When my son was 3, his older sister convinced him that a ripe red raspberry was nothing but a piece of fruit that had a bunch of bug bites on it.
Keep in mind this was a 3- and 5-year-old having a chat, but Asher was convinced that eating the fruit was a life-threatening act. Whadda ya mean bug bites?
Yeah, Elena would answer. All those red bumps are where the bug bit the fruit. So if you swallow it, that bug will bite your stomach.
If Im a 3-year-old, theres no way Im eating that fruit. But as Asher would leave the table, full plate of raspberries remaining, Elena would spring up and eat them all.
Sounds like my daughter took some coaching from my older sister on that one.
Growing raspberries, especially when you plow through them like my family does, is a wise investment. However, our environment is not that conducive to their success. Once you get them started and established the success rate goes through the roof. So taking some time to get your garden bed ready for planting will be worth your while.
The first step is to decide which types you want to produce. But beware: Their growing habits can be a little confusing. Technically, raspberries are a perennial (come back year after year) plant. However, only the crown and the roots are truly perennial. The canes, or the above-ground portion that bears fruit, are biennial, which means the first year is spent growing vegetatively and the second year is spent flowering and fruiting.
Still with me? The canes produced in the first year are called primocanes and all they do is grow, drop their leaves and go dormant. Once they emerge from dormancy the next year (second) they are then referred to as floricanes. Almost all of their energy is put into reproduction, which is good to us because we are probably growing them for the fruit. After they fruit, the floricanes can be cut to the ground.
Continuing with the confusion, raspberries that grow as described above are called summer-bearing and their primary crop is in July. However, a horticultural breakthrough that occurred years ago found that some wild plants demonstrated the ability to produce fruit on the first-year canes (primocanes). While the wild-type plants didnt produce market-quality fruit, plant breeders were eventually able to develop a fall-bearing or everbearing raspberry that was grown on the primocanes.
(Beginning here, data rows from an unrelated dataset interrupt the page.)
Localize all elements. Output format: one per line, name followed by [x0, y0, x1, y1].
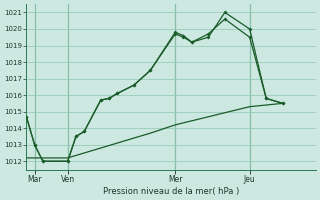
X-axis label: Pression niveau de la mer( hPa ): Pression niveau de la mer( hPa ): [103, 187, 239, 196]
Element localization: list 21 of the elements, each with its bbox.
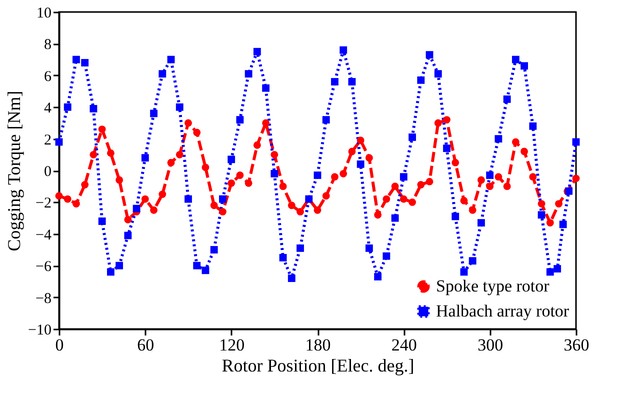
y-tick-label: −4 <box>36 227 52 244</box>
x-tick-label: 180 <box>305 336 331 354</box>
y-tick-label: −2 <box>36 196 52 212</box>
x-tick-label: 120 <box>219 336 245 354</box>
x-tick-label: 60 <box>137 336 154 354</box>
y-axis-title: Cogging Torque [Nm] <box>4 90 24 252</box>
legend-label: Halbach array rotor <box>436 302 570 320</box>
y-tick-label: −6 <box>36 259 52 276</box>
legend-label: Spoke type rotor <box>436 276 550 296</box>
y-tick-label: −8 <box>36 290 52 307</box>
y-tick-label: 4 <box>44 100 52 117</box>
x-tick-label: 300 <box>478 336 504 354</box>
y-tick-label: −10 <box>28 322 52 338</box>
y-tick-label: 10 <box>36 6 52 22</box>
x-axis-title: Rotor Position [Elec. deg.] <box>222 356 414 376</box>
y-tick-label: 8 <box>44 37 52 54</box>
y-tick-label: 0 <box>44 164 52 180</box>
x-tick-label: 240 <box>391 336 417 354</box>
y-tick-label: 6 <box>44 68 52 85</box>
x-tick-label: 360 <box>564 336 590 354</box>
y-tick-label: 2 <box>44 132 52 148</box>
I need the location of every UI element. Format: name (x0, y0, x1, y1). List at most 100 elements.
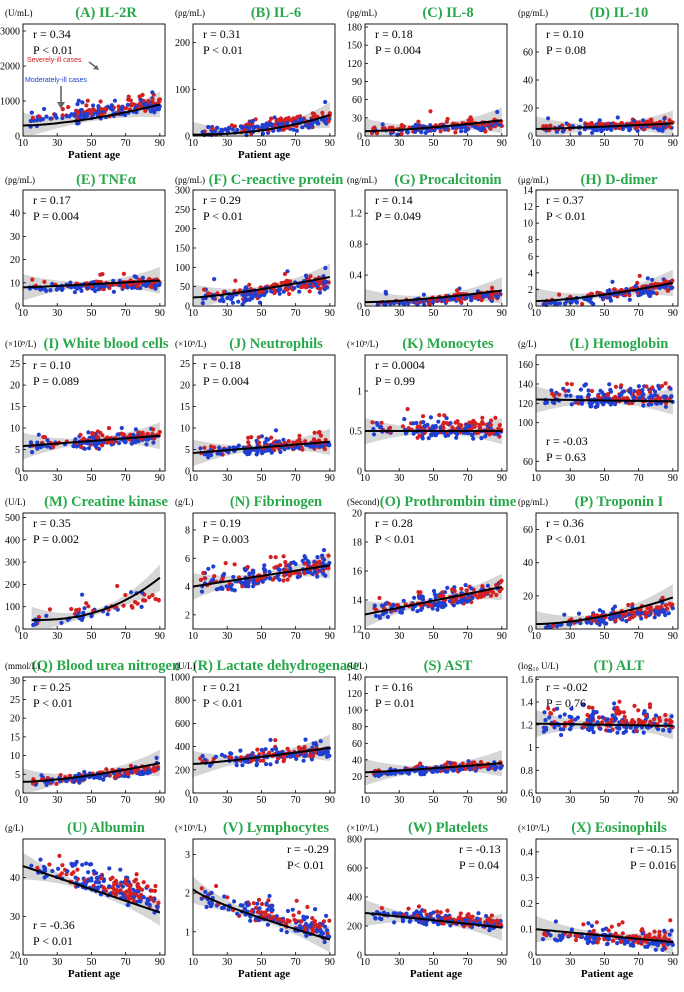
data-point-moderate (145, 437, 150, 442)
data-point-severe (466, 118, 471, 123)
x-tick-label: 90 (668, 308, 678, 319)
regression-line (364, 586, 503, 616)
data-point-moderate (50, 868, 55, 874)
data-point-moderate (589, 725, 594, 730)
stat-r-value: r = 0.29 (203, 193, 241, 207)
panel-title: (K) Monocytes (402, 336, 494, 352)
data-point-moderate (134, 110, 139, 115)
data-point-moderate (498, 766, 503, 771)
data-point-severe (303, 561, 308, 566)
data-point-severe (145, 884, 150, 889)
panel-H: (H) D-dimer(μg/mL)10 30 50 70 9002468101214r… (518, 172, 679, 319)
data-point-severe (258, 758, 263, 763)
x-axis-label: Patient age (238, 149, 290, 161)
data-point-moderate (76, 610, 81, 615)
x-tick-label: 30 (222, 795, 232, 806)
data-point-severe (582, 724, 587, 730)
stat-p-value: P = 0.99 (375, 374, 415, 388)
data-point-severe (644, 614, 649, 619)
panel-title: (M) Creatine kinase (44, 494, 168, 510)
plot-frame (22, 189, 166, 307)
data-point-severe (282, 441, 287, 446)
data-point-severe (478, 760, 484, 765)
x-tick-label: 30 (565, 631, 575, 642)
data-point-severe (311, 437, 317, 442)
plot-frame (22, 23, 166, 137)
x-tick-label: 70 (121, 957, 131, 968)
data-point-moderate (321, 571, 326, 576)
data-point-severe (212, 445, 217, 450)
x-tick-label: 70 (634, 308, 644, 319)
data-point-moderate (244, 901, 249, 906)
data-point-moderate (315, 574, 320, 579)
data-point-moderate (226, 450, 231, 455)
data-point-severe (323, 437, 328, 443)
data-point-severe (121, 271, 126, 276)
data-point-severe (223, 561, 228, 566)
data-point-severe (659, 383, 665, 389)
data-point-moderate (54, 287, 59, 292)
regression-line (535, 122, 673, 130)
stat-r-value: r = 0.10 (546, 27, 584, 41)
data-point-moderate (557, 301, 563, 306)
y-unit-label: (μg/mL) (518, 175, 548, 185)
data-point-moderate (56, 866, 61, 871)
data-point-moderate (157, 281, 162, 286)
data-point-severe (42, 279, 47, 284)
plot-frame (535, 354, 679, 472)
data-point-severe (304, 283, 309, 288)
data-point-severe (454, 288, 460, 293)
plot-frame (364, 676, 508, 794)
data-point-moderate (443, 603, 448, 608)
x-tick-label: 50 (256, 473, 266, 484)
data-point-moderate (620, 126, 626, 132)
data-point-moderate (578, 621, 583, 626)
data-point-severe (293, 918, 298, 923)
data-point-moderate (645, 290, 650, 296)
y-unit-label: (g/L) (175, 497, 194, 507)
data-point-moderate (243, 568, 248, 573)
y-tick-label: 16 (352, 567, 362, 578)
y-tick-label: 40 (10, 209, 20, 220)
x-tick-label: 90 (668, 795, 678, 806)
data-point-severe (259, 901, 265, 907)
data-point-severe (41, 434, 46, 440)
data-point-severe (494, 592, 499, 598)
data-point-moderate (546, 116, 551, 121)
data-point-moderate (385, 772, 390, 777)
y-unit-label: (pg/mL) (175, 8, 205, 18)
data-point-severe (637, 721, 642, 726)
data-point-severe (114, 605, 119, 610)
data-point-moderate (264, 901, 269, 906)
data-point-moderate (276, 566, 281, 572)
data-point-moderate (244, 286, 249, 291)
legend-moderate: Moderately-ill cases (25, 77, 87, 84)
x-tick-label: 10 (360, 473, 370, 484)
x-tick-label: 90 (668, 631, 678, 642)
y-tick-label: 2 (185, 610, 190, 621)
y-tick-label: 25 (180, 359, 190, 370)
data-point-moderate (641, 392, 646, 397)
data-point-moderate (48, 288, 53, 293)
data-point-moderate (608, 389, 614, 394)
data-point-severe (642, 719, 648, 724)
y-tick-label: 14 (523, 186, 533, 197)
data-point-moderate (493, 767, 498, 772)
x-tick-label: 50 (599, 473, 609, 484)
data-point-moderate (44, 782, 49, 788)
data-point-moderate (38, 857, 43, 862)
data-point-moderate (220, 586, 225, 592)
data-point-moderate (619, 392, 624, 397)
x-tick-label: 50 (599, 631, 609, 642)
data-point-severe (635, 389, 640, 394)
data-point-moderate (200, 753, 205, 759)
stat-p-value: P < 0.01 (546, 532, 586, 546)
data-point-severe (198, 577, 203, 583)
data-point-moderate (653, 713, 659, 718)
plot-frame (535, 676, 679, 794)
x-tick-label: 50 (86, 631, 96, 642)
data-point-moderate (477, 126, 482, 131)
data-point-moderate (327, 560, 332, 566)
data-point-severe (285, 577, 290, 582)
The allure of the fall-bearing plants are that they are easier to prune (grow and fruit in one season so no winter maintenance either) and they dont tend to have some of the winter hardiness issues that plagued the summer-bearing plants. Pruning consists of mowing down the patch every fall.
So which one should you grow? I say both. With a decent-sized patch of summer- and fall-bearing varieties, you have the potential to harvest (and preserve) berries from July through the first couple of fall frosts.